A web crawler that, visits HTML pages within the same domain for a given url.

Primary LanguagePython

Crawler

A web crawler that, visits HTML pages within the same domain for a given url.

Web crawler will output a file (csv|xml) , and for each page a list of assets (e.g. CSS, Images, Javascripts) and links between pages.

Run

clone the project and run with docker

generate xml file:

docker build -t crawler .  && touch /tmp/out.xml && docker run --name python_crawler -v /tmp/out.xml:/tmp/out.xml crawler python crawler.py -u http://test.com -t xml -o /tmp/out.xml

generate csv file:

docker build -t crawler .  && touch /tmp/out.csv && docker run --name python_crawler -v /tmp/out.csv:/tmp/out.csv crawler python crawler.py -u http://test.com -t csv -o /tmp/out.csv

after this, the application will output the result in desired path with entered output type(xml/csv).

notes:

  1. Output can be set csv or xml
  2. You can set any urls
  3. You can change the output file

Test and Build

to run test or build application, we have make commands so : to run tests:

To test application

make test

note please install python3.10 before run make command

Run app

make all

This command will install python3-pip and virtualenv After that run create virtualenv and active and then install requirements package, finaly run this command. python crawler.py -u $(url) -t $(format) -o $(output) for example you have to run: make all output=/tmp/a.xml url=http://test.com/ format=xml

How it work

when the program start, it will create number async call and return data and save to a file.

Why asyncio ?

Python finally has an excellent asynchronous framework, asyncio. Lets take a look at all the problems of threading and see if we have solved them.

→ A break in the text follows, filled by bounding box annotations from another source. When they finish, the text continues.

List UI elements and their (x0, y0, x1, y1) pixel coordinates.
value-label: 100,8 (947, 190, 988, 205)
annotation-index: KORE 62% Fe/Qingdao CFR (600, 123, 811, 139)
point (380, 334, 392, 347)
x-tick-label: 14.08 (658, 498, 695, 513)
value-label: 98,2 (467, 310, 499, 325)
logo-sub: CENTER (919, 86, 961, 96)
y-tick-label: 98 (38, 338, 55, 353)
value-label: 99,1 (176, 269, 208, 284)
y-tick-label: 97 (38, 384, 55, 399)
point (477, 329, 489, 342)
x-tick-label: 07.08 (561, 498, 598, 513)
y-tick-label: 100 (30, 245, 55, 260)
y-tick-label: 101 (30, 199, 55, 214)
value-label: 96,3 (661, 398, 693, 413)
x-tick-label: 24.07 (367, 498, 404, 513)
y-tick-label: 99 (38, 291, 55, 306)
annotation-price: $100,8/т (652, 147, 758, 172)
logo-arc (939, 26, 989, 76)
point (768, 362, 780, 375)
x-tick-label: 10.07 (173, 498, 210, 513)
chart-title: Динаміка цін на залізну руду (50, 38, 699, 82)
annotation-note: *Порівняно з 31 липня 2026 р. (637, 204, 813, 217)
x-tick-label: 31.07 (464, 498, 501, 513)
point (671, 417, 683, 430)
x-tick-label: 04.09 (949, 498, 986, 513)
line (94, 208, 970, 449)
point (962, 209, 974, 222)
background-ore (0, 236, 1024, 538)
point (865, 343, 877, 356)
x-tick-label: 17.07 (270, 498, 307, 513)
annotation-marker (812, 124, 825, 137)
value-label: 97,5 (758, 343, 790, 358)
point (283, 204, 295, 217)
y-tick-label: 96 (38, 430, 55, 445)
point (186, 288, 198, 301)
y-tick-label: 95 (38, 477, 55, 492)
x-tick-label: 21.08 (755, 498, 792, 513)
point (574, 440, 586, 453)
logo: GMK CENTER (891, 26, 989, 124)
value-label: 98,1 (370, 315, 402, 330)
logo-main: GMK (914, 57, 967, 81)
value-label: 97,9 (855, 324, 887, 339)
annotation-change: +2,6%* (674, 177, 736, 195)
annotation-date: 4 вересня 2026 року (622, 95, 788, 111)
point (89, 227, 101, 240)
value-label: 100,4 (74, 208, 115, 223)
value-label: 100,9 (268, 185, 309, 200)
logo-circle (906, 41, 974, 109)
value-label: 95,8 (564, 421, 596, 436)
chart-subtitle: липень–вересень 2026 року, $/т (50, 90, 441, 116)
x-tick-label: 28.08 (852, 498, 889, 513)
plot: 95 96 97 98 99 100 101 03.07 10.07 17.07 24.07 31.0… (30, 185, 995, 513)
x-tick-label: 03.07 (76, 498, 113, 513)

  1. CPU Context switching: asyncio is asynchronous and uses an event loop; it allows you to have application controlled context switches while waiting for I/O. No CPU switching found here!
  2. Race Conditions: Because asyncio only runs a single coroutine at a time and switches only at points you define, your code is safe from race conditions.
  3. Dead-Locks/Live-Locks: Since you don’t have to worry about race conditions, you don’t have to use locks at all. This makes you pretty safe from dead-locks. You could still get into a dead-lock situation if you require two coroutines to wake each other, but that is so rare you would almost have to try to make it happen.
  4. Resource Starvation: Because coroutines are all run on a single thread, and dont require extra sockets or memory, it would be a lot harder to run out of resources. Asyncio however does have an “executor pool” which is essentially a thread pool. If you were to run too many things in an executor pool, you could still run out of resources. However, using too many executors is an anti-pattern, and not something you would probably do very often.